Non esiste una classifica dei giocatori più citati in questa rubrica, ma se se ci fosse Milinkovic-Savic sarebbe in testa senza ombra di dubbio. Contro la Roma ha regalato almeno tre giocate degne di essere menzionate.

Abbiamo lasciato fuori lo strabiliante pallonetto disegnato in corsa che pesca Immobile in area di rigore nell’unico punto in cui avrebbe potuto raggiungerlo - una delle più ghiotte occasioni della Lazio, che Immobile conclude di sinistro stringendo troppo la traiettoria - e che percorre l’unica traiettoria possibile per raggiungerlo, dato che tutti i canali rasoterra erano occupati dalla densità della difesa romanista. Abbiamo lasciato fuori anche l’ultima azione della partita, il collo pieno da oltre sessanta metri di rara potenza e discreta precisione che prova a sorprendere Alisson proprio sullo scoccare dell’ultimo secondo sul cronometro. Chiunque fosse immerso nei playoff NBA fino a un attimo prima avrà avuto l’allucinazione di un crossover tra i due sport.
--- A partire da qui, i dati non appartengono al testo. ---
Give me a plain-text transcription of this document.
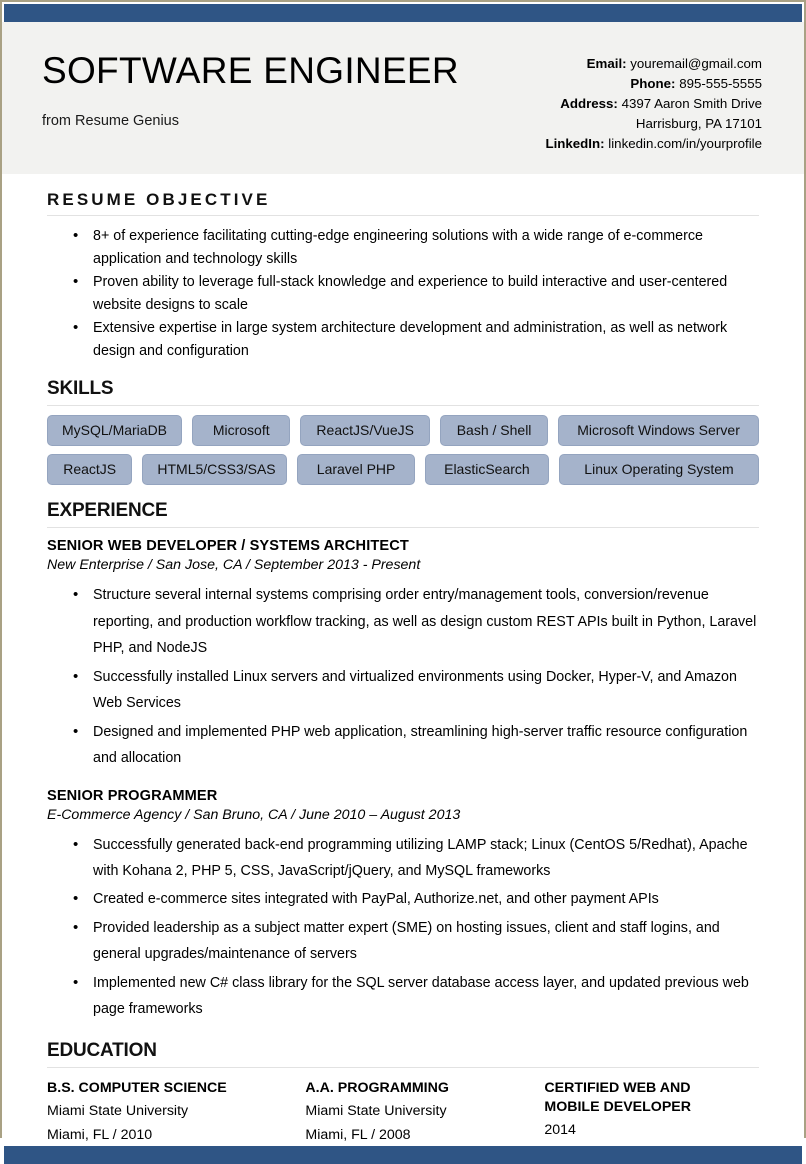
SOFTWARE ENGINEER
from Resume Genius
Email: youremail@gmail.com
Phone: 895-555-5555
Address: 4397 Aaron Smith Drive
Harrisburg, PA 17101
LinkedIn: linkedin.com/in/yourprofile
RESUME OBJECTIVE
• 8+ of experience facilitating cutting-edge engineering solutions with a wide range of e-commerce application and technology skills
• Proven ability to leverage full-stack knowledge and experience to build interactive and user-centered website designs to scale
• Extensive expertise in large system architecture development and administration, as well as network design and configuration
SKILLS
MySQL/MariaDB	Microsoft	ReactJS/VueJS	Bash / Shell	Microsoft Windows Server
ReactJS	HTML5/CSS3/SAS	Laravel PHP	ElasticSearch	Linux Operating System
EXPERIENCE
SENIOR WEB DEVELOPER / SYSTEMS ARCHITECT
New Enterprise / San Jose, CA / September 2013 - Present
• Structure several internal systems comprising order entry/management tools, conversion/revenue reporting, and production workflow tracking, as well as design custom REST APIs built in Python, Laravel PHP, and NodeJS
• Successfully installed Linux servers and virtualized environments using Docker, Hyper-V, and Amazon Web Services
• Designed and implemented PHP web application, streamlining high-server traffic resource configuration and allocation
SENIOR PROGRAMMER
E-Commerce Agency / San Bruno, CA / June 2010 – August 2013
• Successfully generated back-end programming utilizing LAMP stack; Linux (CentOS 5/Redhat), Apache with Kohana 2, PHP 5, CSS, JavaScript/jQuery, and MySQL frameworks
• Created e-commerce sites integrated with PayPal, Authorize.net, and other payment APIs
• Provided leadership as a subject matter expert (SME) on hosting issues, client and staff logins, and general upgrades/maintenance of servers
• Implemented new C# class library for the SQL server database access layer, and updated previous web page frameworks
EDUCATION
B.S. COMPUTER SCIENCE
Miami State University
Miami, FL / 2010
A.A. PROGRAMMING
Miami State University
Miami, FL / 2008
CERTIFIED WEB AND MOBILE DEVELOPER
2014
Abbiamo scelto invece questo doppio e triplo avvitamento perché più difficilmente ha trovato spazio negli highlights a fine partita. Milinkovic-Savic incespica sul primo controllo, e in una situazione in cui qualunque altro centrocampista avrebbe ricavato nulla più che una figura goffa riesce a procurarsi un vantaggio sul diretto marcatore. Ingloba la palla tra i suoi tentacoli e con un delizioso gioco di suola riesce a servire Parolo, che deve aver visto chissà in quale momento tra la caduta e il rapidissimo sollevamento. Esistono diversi slogan motivazionali costruiti intorno al tema «non conta quante volte cadi, ma quante volte ti rialzi»: qui Milinkovic-Savic cade due volte nel giro di pochi secondi e riesce comunque a sembrare il centrocampista più elegante del campionato.